I’m not sure if the 2020 study will directly change stroke management – the authors are careful with the interpretation of their findings (rightfully so, in my opinion), saying that their study “reduce[s] [the] certainty” in the conclusions of the 2008 study. But I do hope we do learn some things from this – clinicians really need to rethink how they view single clinical trials, take matters like analytical flexibility more seriously, and avoid common statistical misconceptions. 

Clinical trials and the RRRR cycle


I just got back from one of the world’s largest stroke meetings, the European Stroke Organisation Conference (ESOC), held this year in Gothenburg, Sweden. The overwhelming focus of the conference is on groundbreaking large clinical trials, reports of which dominate the plenary-like sessions of the schedule. One thing I’ve noticed about talks on clinical trials is how, every year, the speakers go to great lengths to emphasize some (positive) ethical, methodological, or statistical aspect of their study.

This is the result of something that I like to call the RRRR cyle (pronounced “ARRARRARRARR” or “rrrr” or “quadruple R” or whichever way won’t scare/excite those in your immediate vicinity at that moment in time). It usually starts with loud opposition (reprimand) to some aspect of how clinical trials are run or reported. This usually comes from statisticians, ethicists, or more methodologically inclined researchers. Eventually, a small scandal ensues, and clinical researchers yield (usually after some resistance). They change their ways (repentance) and, in doing so, become fairly vocal about what they’re now doing better (representation)*.

Examples that I’ve experienced in my career as a stroke researcher thus far are:

  • Treating polytomous variables as such instead of binarizing them (the term “shift analysis” – in the context of outcome variables – is now an indispensable part of the clinical stroke researcher’s lexicon).
  • Pre-specifying hypotheses, especially when it comes to analyzing subgroups.
  • Declaring potential conflicts of interest.

Most of these practices are quite fundamental and may have been standard in other fields before making their way to the clinical trial world (delays might be caused by a lack of communication across fields).  Still, it’s undoubtedly a good thing that we learn from our mistakes, change, and give ourselves a subtle pat on the back every time we put what we’ve learned to use.

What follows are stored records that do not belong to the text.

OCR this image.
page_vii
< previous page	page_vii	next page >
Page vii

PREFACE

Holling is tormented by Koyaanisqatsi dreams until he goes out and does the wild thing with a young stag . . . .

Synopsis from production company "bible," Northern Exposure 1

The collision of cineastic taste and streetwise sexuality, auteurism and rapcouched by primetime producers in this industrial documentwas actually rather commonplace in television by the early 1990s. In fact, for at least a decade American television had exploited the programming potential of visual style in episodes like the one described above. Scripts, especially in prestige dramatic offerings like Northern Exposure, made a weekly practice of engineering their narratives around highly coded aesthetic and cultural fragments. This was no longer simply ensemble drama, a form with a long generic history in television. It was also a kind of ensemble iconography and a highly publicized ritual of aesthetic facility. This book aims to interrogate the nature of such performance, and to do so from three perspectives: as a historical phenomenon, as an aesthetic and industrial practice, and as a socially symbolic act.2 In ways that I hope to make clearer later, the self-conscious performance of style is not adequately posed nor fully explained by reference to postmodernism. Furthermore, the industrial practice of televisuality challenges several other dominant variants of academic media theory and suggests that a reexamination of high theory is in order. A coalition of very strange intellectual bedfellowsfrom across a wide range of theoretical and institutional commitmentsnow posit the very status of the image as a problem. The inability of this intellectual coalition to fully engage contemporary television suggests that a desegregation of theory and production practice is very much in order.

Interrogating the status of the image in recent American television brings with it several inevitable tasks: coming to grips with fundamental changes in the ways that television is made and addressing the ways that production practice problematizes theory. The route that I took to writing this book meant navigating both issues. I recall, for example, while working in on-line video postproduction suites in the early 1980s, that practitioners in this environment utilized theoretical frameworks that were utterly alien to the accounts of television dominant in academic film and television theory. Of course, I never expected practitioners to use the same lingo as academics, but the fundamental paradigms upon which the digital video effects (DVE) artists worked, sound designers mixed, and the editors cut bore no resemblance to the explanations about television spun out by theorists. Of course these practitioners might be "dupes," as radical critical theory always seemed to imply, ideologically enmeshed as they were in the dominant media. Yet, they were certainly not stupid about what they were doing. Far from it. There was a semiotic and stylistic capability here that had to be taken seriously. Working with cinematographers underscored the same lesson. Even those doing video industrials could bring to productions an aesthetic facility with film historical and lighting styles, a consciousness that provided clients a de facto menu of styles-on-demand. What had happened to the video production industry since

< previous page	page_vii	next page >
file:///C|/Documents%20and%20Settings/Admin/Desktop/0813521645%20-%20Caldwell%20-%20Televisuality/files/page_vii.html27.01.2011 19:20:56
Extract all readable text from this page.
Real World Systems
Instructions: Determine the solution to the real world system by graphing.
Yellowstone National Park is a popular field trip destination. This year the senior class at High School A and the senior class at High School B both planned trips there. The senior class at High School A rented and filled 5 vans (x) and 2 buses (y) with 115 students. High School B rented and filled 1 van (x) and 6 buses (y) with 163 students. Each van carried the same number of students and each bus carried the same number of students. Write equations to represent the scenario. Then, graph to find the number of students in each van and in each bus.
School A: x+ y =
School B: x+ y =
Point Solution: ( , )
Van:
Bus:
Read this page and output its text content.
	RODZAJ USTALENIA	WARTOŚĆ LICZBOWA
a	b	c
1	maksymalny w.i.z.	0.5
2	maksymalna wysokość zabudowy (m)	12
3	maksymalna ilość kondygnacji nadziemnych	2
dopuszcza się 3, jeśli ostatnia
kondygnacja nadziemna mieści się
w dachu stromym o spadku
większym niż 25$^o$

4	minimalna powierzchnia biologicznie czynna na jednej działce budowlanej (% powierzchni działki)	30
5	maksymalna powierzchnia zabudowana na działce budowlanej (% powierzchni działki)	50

The reason I bring it up is, maybe soon someone** could start making some noise about one of the following issues that come up way too often in my opinion:

  • (Mis-)interpreting p-values that are close to 0.05, and how this is affected by confirmation bias.

  • Testing if groups are “balanced” in terms of baseline/demographic variables in trials using “traditional” statistical methods instead of equivalence testing.

As the ESOC meeting keeps reminding me, a lot can be done in a year. So I’m pretty optimistic we can get some of these changes implemented by ESOC 2019 in Milan!

* If you think this particular acronym is unnecessary or a bit of a stretch, I fully agree. I also urge you to take a look at this paper for a list of truly ridiculous acronyms (all from clinical trials of course).

** I would, but I’m not really the type – I’d be glad to loudly bang the drums after someone gets the party started, though.